Chaque candidat se présente avec un binôme. De la Espriella postule avec M Restrepo, économiste, formé dans les meilleures universités de la Colombie et titulaire de plusieurs diplômes de grandes institutions du Royaume Uni. M Cepeda se présente avec Mme Aida Quilcué, une militante indigène du peuple Nasa de la région du Cauca qui a lutté depuis son plus jeune âge pour les ressources de sa région, les droits humains et l’accès aux programmes de santé autochtones dans son département.
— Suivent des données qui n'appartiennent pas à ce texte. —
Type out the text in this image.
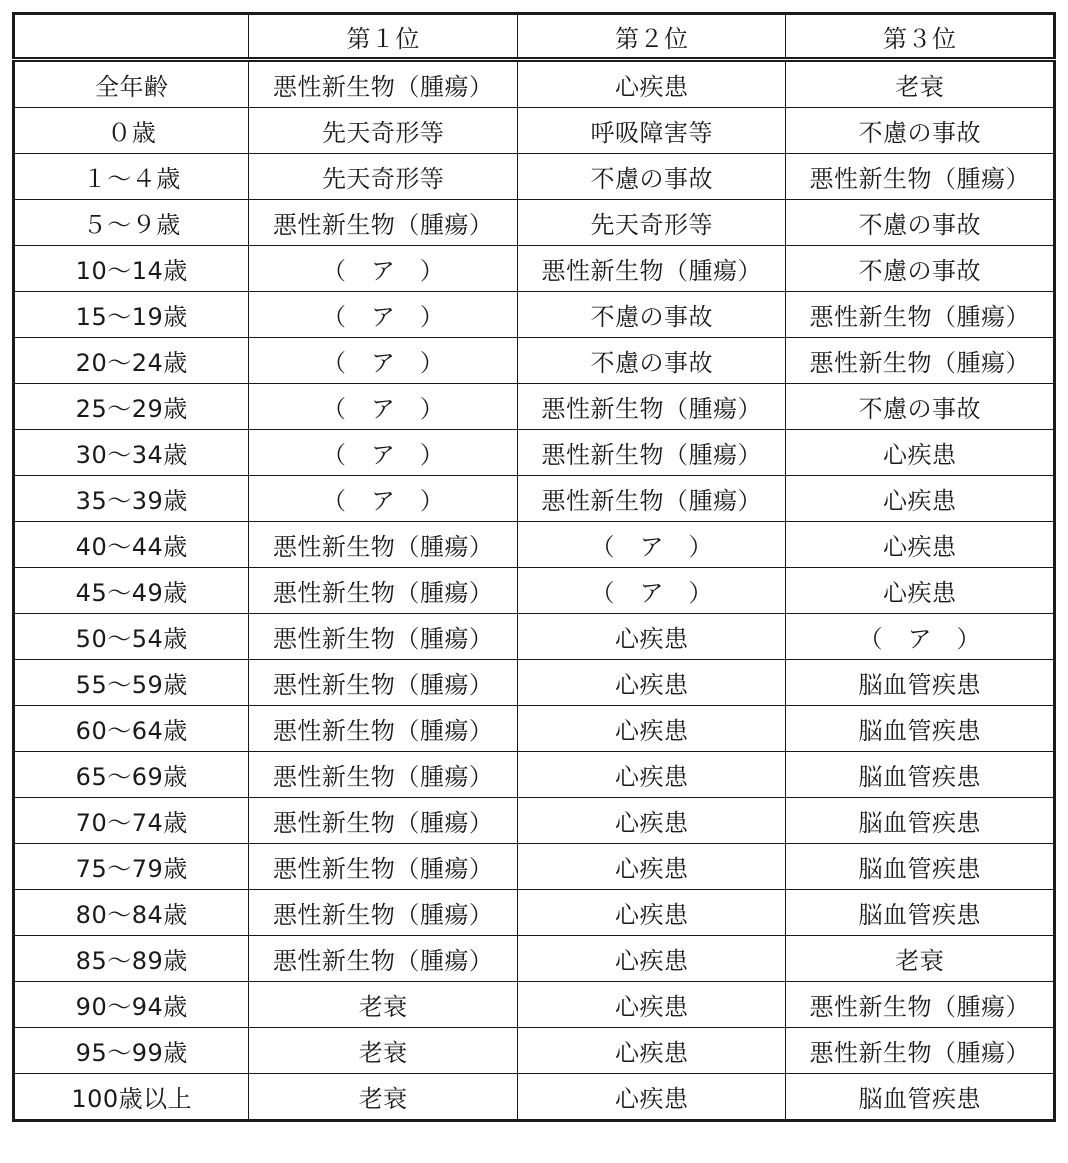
	第１位	第２位	第３位
全年齢	悪性新生物（腫瘍）	心疾患	老衰
０歳	先天奇形等	呼吸障害等	不慮の事故
１～４歳	先天奇形等	不慮の事故	悪性新生物（腫瘍）
５～９歳	悪性新生物（腫瘍）	先天奇形等	不慮の事故
10～14歳	（　ア　）	悪性新生物（腫瘍）	不慮の事故
15～19歳	（　ア　）	不慮の事故	悪性新生物（腫瘍）
20～24歳	（　ア　）	不慮の事故	悪性新生物（腫瘍）
25～29歳	（　ア　）	悪性新生物（腫瘍）	不慮の事故
30～34歳	（　ア　）	悪性新生物（腫瘍）	心疾患
35～39歳	（　ア　）	悪性新生物（腫瘍）	心疾患
40～44歳	悪性新生物（腫瘍）	（　ア　）	心疾患
45～49歳	悪性新生物（腫瘍）	（　ア　）	心疾患
50～54歳	悪性新生物（腫瘍）	心疾患	（　ア　）
55～59歳	悪性新生物（腫瘍）	心疾患	脳血管疾患
60～64歳	悪性新生物（腫瘍）	心疾患	脳血管疾患
65～69歳	悪性新生物（腫瘍）	心疾患	脳血管疾患
70～74歳	悪性新生物（腫瘍）	心疾患	脳血管疾患
75～79歳	悪性新生物（腫瘍）	心疾患	脳血管疾患
80～84歳	悪性新生物（腫瘍）	心疾患	脳血管疾患
85～89歳	悪性新生物（腫瘍）	心疾患	老衰
90～94歳	老衰	心疾患	悪性新生物（腫瘍）
95～99歳	老衰	心疾患	悪性新生物（腫瘍）
100歳以上	老衰	心疾患	脳血管疾患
Ces actions l’ont menée à une carrière politique jusqu’à devenir sénatrice, mais elle ne possède aucun diplôme.
Depuis quelques jours plusieurs publications questionnent - parfois à l’aide de photo-montages irrespectueux et moqueurs - ses compétences du fait qu’elle n’ait pas la carrure académique de son adversaire politique. Ces interrogations sont légitimes, mais à l’heure où l’on applaudit le succès de certains grands entrepreneurs autodidactes du software ou de l’automobile, la question est plus complexe. Ici il s’agit de mépriser cette femme parce qu’indigène et parce que femme. Se moquer de cette femme parce qu’elle n’a pas fait de grandes d’études c’est nier les connaissances ancestrales de sa terre, sa culture, sa communauté. Mépriser cette femme parce qu’elle n’a pas de diplômes c’est mépriser la culture native de tous les colombiens. Nous sommes un peuple métisse. Aujourd'hui, la Colombie compte près d'1,4 millions d'autochtones répartis à travers le pays, certains vivent à l’écart de la vie moderne et leurs savoirs ancestraux sont encore transmis par l’oralité. L’usage de plantes médicinales ont font partie.
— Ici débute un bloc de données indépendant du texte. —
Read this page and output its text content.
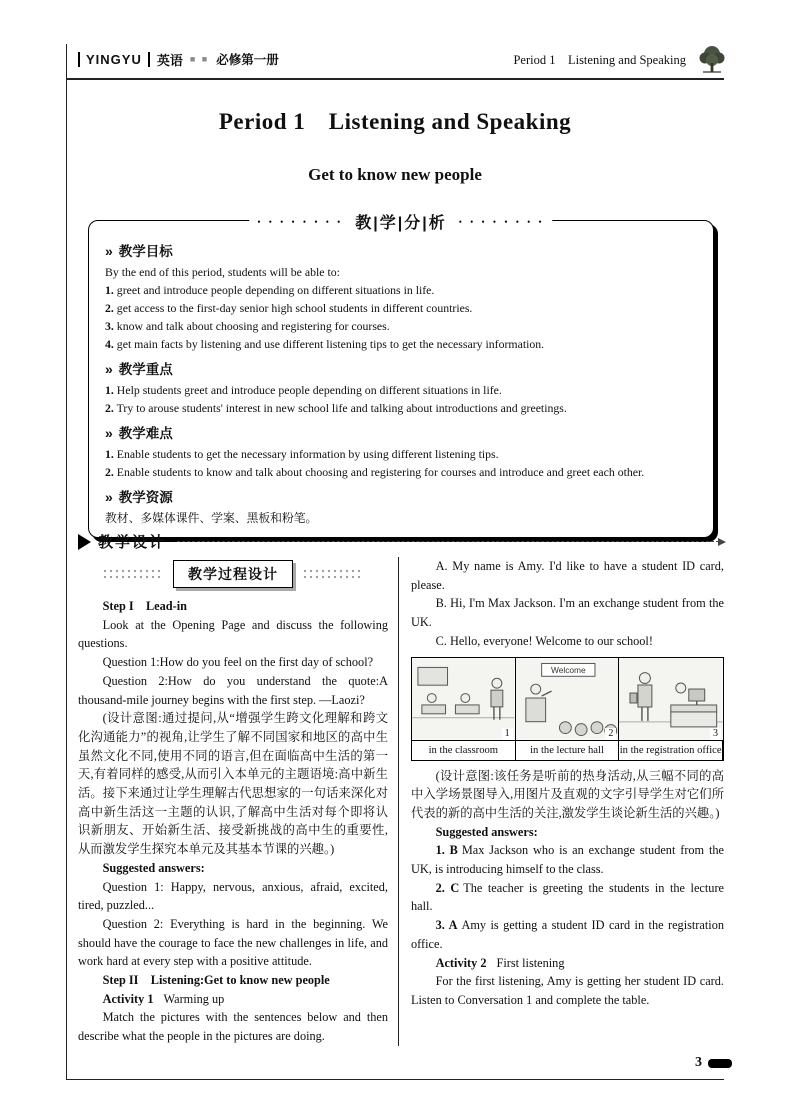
YINGYU	英语 ■ ■ 必修第一册	Period 1　Listening and Speaking
Period 1　Listening and Speaking
Get to know new people
• • • • • • • • 教|学|分|析 • • • • • • • •
» 教学目标

By the end of this period, students will be able to:

1. greet and introduce people depending on different situations in life.

2. get access to the first-day senior high school students in different countries.

3. know and talk about choosing and registering for courses.

4. get main facts by listening and use different listening tips to get the necessary information.

» 教学重点

1. Help students greet and introduce people depending on different situations in life.

2. Try to arouse students' interest in new school life and talking about introductions and greetings.

» 教学难点

1. Enable students to get the necessary information by using different listening tips.

2. Enable students to know and talk about choosing and registering for courses and introduce and greet each other.

» 教学资源

教材、多媒体课件、学案、黑板和粉笔。

教学设计
教学过程设计

Step I　Lead-in

Look at the Opening Page and discuss the following questions.

Question 1:How do you feel on the first day of school?

Question 2:How do you understand the quote:A thousand-mile journey begins with the first step. —Laozi?

(设计意图:通过提问,从“增强学生跨文化理解和跨文化沟通能力”的视角,让学生了解不同国家和地区的高中生虽然文化不同,使用不同的语言,但在面临高中生活的第一天,有着同样的感受,从而引入本单元的主题语境:高中新生活。接下来通过让学生理解古代思想家的一句话来深化对高中新生活这一主题的认识,了解高中生活对每个即将认识新朋友、开始新生活、接受新挑战的高中生的重要性,从而激发学生探究本单元及其基本节课的兴趣。)

Suggested answers:

Question 1: Happy, nervous, anxious, afraid, excited, tired, puzzled...

Question 2: Everything is hard in the beginning. We should have the courage to face the new challenges in life, and work hard at every step with a positive attitude.

Step II　Listening:Get to know new people

Activity 1 Warming up

Match the pictures with the sentences below and then describe what the people in the pictures are doing.

A. My name is Amy. I'd like to have a student ID card, please.

B. Hi, I'm Max Jackson. I'm an exchange student from the UK.

C. Hello, everyone! Welcome to our school!

1
Welcome
2	3
in the classroom	in the lecture hall	in the registration office

(设计意图:该任务是听前的热身活动,从三幅不同的高中入学场景图导入,用图片及直观的文字引导学生对它们所代表的新的高中生活的关注,激发学生谈论新生活的兴趣。)

Suggested answers:

1. B Max Jackson who is an exchange student from the UK, is introducing himself to the class.

2. C The teacher is greeting the students in the lecture hall.

3. A Amy is getting a student ID card in the registration office.

Activity 2 First listening

For the first listening, Amy is getting her student ID card. Listen to Conversation 1 and complete the table.

3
Aujourd’hui je suis tombée sur une publication de La Relève et La Peste- merci l’algorithme - qui concernait les échanges entre représentants du peuple Kogi de la Sierra Nevada de Santa Marta en Colombie et des scientifiques français qui étudient les écosystèmes locaux. Les kogis viennent régulièrement en France pour transmettre leurs savoirs ancestraux aux scientifiques pour leur apprendre à soigner la terre tout en protégeant la biodiversité. Il n’est pas question de diplômes, juste savoirs. Et vous savez quoi ? Les Kogis sont arrivés aux mêmes conclusions qu’un consortium de scientifiques sur des points très techniques. Leur premier conseil est qu’il faut absolument retrouver les connaissances oubliées des peuples autochtones en Europe afin de préserver la nature.
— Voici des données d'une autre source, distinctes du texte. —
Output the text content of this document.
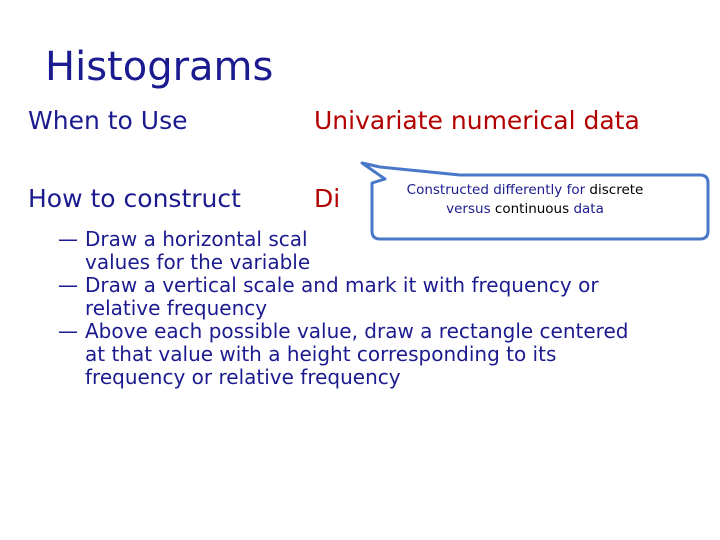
Histograms
When to Use	Univariate numerical data
How to construct	Di

— Draw a horizontal scal

values for the variable

— Draw a vertical scale and mark it with frequency or

relative frequency

— Above each possible value, draw a rectangle centered

at that value with a height corresponding to its

frequency or relative frequency

Constructed differently for discrete
versus continuous data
Et s’il s’agissait de trouver un point de convergence et de respect afin de protéger la vie, toute vie ?
C’est ce mépris des savoirs ancestraux qui crée encore aujourd’hui une scission entre la productivité et la nature, entre le profit et l’équilibre, entre le respect du vivant et les intérêts de chacun.
J’invite les colombiens qui me lisent à choisir "el voto por la vida".